Authors Fu DW, Liu AC

Received 30 September 2020

Accepted for publication 9 December 2020

Published 22 January 2021 Volume 2021:13 Pages 571—578

DOI https://doi.org/10.2147/CMAR.S284258

Checked for plagiarism Yes

Review by Single anonymous peer review

Peer reviewer comments 3

Editor who approved publication: Professor Yong Teng



Dong-Wei Fu, Ai-Chun Liu

Department of Hematology, Harbin Medical University Cancer Hospital, Harbin, Heilongjiang 150081, People’s Republic of China

Correspondence: Ai-Chun Liu
Department of Hematology, Harbin Medical University, Cancer Hospital, Harbin, Heilongjiang 150081, People’s Republic of China
Email [email protected]

Purpose: Currently, there is no efficient and feasible method for diffuse large B-cell lymphoma (DLBCL) in clinical practice, and the main reason is the unclear pathogenesis of DLBCL, which leads to a high fatality rate of DLBCL.
Methods: Therefore, it is meaningful to explore the molecular mechanism of DLBCL and find a targeted therapeutic approach from the molecular level.
Results: Long non-coding RNA (lncRNA) SBF2-AS1 was highly expressed in DLBCL tissues and cell lines. Silencing of SBF2-AS1 inhibited the viability and growth of OCI-LY-3 cells. Furthermore, SBF2-AS1 acted as a sponge of miR-494-3p and inhibited its expression. And miR-494-3p directly targeted FGFR2. Functionally, forced expression of miR-494-3p or knockdown of FGFR2 removed the promoted effects of lncRNA SBF2-AS1 on DLBCL development. In vivo tumorigenesis experiments indicated SBF2-AS1 accelerated tumor growth via miR-494-3p/FGFR2 axis.
Conclusion: Our study revealed that SBF2-AS1 promoted the growth of DLBCL, which were mediated by miR-494-3p/FGFR2 axis.
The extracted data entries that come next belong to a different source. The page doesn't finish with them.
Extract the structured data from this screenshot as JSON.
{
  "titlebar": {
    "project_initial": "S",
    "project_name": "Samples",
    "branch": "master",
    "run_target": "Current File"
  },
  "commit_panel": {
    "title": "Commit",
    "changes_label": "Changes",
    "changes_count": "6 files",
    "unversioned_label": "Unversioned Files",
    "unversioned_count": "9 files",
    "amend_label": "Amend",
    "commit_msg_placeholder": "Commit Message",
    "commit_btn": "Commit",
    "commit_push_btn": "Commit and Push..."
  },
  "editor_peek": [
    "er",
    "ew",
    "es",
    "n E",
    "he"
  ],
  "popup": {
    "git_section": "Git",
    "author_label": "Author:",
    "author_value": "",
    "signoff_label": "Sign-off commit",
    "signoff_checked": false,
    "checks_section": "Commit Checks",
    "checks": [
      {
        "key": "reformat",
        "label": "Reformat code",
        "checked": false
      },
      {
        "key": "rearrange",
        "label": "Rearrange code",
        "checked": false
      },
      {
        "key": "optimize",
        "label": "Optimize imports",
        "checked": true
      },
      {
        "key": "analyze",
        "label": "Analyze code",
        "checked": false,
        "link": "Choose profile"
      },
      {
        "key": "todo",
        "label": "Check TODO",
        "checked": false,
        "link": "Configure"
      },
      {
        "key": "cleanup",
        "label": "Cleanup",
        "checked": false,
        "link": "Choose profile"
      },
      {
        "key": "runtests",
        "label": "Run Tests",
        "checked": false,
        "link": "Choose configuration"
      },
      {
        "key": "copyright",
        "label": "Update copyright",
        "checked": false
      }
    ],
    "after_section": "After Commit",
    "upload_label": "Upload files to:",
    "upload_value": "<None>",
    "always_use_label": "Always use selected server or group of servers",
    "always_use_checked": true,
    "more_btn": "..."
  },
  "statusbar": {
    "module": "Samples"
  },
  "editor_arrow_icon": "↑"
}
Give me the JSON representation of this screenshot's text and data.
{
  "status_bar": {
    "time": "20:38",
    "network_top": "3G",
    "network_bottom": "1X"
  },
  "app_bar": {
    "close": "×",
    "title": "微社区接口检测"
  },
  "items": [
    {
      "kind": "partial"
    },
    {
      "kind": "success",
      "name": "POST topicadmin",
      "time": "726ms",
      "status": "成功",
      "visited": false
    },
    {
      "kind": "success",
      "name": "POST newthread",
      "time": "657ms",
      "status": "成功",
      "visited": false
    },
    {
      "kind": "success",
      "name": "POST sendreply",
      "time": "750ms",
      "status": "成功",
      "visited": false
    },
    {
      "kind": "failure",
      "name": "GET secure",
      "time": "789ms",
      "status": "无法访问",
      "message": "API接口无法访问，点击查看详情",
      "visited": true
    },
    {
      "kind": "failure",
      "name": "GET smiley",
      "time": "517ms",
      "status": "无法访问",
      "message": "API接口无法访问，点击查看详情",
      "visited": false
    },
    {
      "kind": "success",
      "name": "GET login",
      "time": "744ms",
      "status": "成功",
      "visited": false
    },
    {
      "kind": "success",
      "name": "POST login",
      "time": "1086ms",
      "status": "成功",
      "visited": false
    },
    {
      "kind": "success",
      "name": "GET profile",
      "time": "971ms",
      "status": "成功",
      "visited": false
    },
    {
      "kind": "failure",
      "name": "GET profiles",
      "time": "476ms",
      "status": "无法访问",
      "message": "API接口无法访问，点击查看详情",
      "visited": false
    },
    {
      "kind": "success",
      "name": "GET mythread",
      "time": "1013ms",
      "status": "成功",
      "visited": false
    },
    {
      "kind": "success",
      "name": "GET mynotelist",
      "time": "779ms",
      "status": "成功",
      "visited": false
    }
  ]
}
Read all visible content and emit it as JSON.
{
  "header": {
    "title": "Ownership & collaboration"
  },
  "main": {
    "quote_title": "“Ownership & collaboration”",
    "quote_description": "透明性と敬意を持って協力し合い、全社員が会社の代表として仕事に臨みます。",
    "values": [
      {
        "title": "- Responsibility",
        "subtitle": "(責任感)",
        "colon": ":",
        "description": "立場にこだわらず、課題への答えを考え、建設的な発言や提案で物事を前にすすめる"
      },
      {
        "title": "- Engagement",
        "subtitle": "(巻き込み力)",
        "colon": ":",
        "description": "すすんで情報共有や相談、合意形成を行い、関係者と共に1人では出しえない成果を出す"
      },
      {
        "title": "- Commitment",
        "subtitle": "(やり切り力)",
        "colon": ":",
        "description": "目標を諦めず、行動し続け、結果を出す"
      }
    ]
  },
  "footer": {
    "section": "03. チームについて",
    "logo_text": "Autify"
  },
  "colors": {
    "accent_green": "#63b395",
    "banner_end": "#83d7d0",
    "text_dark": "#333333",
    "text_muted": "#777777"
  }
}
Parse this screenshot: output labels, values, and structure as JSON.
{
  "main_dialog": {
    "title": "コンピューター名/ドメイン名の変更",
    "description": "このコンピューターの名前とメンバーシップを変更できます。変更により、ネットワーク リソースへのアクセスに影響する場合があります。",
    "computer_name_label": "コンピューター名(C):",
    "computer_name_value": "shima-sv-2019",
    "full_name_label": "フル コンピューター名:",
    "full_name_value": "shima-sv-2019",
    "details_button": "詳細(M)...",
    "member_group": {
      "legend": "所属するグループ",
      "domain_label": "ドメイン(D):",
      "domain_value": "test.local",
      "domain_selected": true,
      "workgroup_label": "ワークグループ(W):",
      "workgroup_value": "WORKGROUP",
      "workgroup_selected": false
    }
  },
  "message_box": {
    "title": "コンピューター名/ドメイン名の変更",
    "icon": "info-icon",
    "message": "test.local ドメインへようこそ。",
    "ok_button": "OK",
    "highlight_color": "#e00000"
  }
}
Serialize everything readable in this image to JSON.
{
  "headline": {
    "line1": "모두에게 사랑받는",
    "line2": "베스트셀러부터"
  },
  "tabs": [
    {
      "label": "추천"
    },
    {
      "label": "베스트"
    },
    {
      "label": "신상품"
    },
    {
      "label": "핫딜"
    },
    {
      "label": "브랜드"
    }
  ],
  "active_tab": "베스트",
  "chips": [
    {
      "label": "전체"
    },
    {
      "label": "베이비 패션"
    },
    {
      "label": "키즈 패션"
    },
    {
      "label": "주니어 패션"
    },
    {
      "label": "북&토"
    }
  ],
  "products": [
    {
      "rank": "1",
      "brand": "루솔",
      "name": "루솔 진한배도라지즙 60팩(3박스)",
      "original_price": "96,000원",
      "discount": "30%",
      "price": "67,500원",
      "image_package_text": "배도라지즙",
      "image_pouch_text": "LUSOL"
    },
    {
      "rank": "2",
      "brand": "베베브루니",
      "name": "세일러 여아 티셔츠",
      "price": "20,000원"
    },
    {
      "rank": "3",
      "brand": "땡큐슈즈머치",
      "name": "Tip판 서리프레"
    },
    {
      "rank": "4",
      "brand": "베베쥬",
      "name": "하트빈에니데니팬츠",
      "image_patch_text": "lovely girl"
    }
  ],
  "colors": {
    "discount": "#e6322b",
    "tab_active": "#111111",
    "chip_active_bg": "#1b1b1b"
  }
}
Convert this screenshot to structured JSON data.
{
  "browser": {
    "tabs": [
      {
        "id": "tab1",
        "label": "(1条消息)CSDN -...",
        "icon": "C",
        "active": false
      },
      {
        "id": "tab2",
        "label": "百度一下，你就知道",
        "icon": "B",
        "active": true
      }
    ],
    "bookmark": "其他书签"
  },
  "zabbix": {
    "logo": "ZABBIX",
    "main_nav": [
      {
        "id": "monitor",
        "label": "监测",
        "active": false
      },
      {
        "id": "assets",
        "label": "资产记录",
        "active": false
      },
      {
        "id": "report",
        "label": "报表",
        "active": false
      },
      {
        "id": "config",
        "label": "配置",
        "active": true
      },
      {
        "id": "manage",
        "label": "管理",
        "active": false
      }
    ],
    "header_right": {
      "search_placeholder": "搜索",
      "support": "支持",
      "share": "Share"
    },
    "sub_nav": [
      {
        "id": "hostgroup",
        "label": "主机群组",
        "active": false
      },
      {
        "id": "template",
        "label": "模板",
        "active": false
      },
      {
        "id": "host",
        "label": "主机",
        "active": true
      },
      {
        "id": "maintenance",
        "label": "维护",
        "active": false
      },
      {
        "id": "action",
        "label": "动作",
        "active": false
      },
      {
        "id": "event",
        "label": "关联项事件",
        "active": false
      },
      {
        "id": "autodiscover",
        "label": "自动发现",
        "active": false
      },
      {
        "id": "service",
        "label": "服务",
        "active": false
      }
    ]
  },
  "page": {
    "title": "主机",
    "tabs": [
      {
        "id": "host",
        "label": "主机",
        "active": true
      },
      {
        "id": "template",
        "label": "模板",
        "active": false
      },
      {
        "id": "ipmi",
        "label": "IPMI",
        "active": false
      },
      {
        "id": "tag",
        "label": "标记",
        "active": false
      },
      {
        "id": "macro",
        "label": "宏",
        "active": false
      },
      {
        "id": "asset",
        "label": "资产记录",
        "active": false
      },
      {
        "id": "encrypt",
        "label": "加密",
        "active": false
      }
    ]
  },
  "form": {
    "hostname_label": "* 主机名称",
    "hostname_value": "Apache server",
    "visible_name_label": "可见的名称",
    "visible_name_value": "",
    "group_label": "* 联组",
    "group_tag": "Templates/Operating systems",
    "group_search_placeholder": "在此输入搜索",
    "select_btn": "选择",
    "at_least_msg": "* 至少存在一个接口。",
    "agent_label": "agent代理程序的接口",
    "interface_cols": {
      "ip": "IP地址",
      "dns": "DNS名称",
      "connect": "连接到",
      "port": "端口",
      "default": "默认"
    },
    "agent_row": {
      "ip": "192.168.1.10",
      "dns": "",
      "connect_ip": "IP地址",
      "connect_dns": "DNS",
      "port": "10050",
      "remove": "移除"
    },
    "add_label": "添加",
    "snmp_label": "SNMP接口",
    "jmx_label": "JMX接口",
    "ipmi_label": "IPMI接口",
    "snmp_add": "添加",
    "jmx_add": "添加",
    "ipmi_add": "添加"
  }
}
Keywords: diffuse large B-cell lymphoma, SBF2-AS1, miR-494-3p, FGFR2, tumorigenesis

Introduction

Lymphoma is a malignant tumor originating from the lymphatic hematopoietic system.1 It mainly presents as painless lymphadenopathy, hepatosplenomegaly, and systemic symptoms such as fever and emaciation. Lymphoma includes two types: non-Hodgkin’s lymphoma (NHL) and Hodgkin’s lymphoma (HL).2 NHL is mainly divided into B cell, T cell and NK cell lymphomas.3 The incidence of diffuse large B-cell lymphoma (DLBCL) accounts for about 40%.4 Currently, the clinical treatment for DLBCL patients is limited. The main reason is the unclear pathogenesis of DLBCL, which leads to a high fatality rate of DLBCL.5 Therefore, it is of great clinical significance to explore the molecular mechanism of DLBCL and find a targeted therapeutic approach from the molecular level.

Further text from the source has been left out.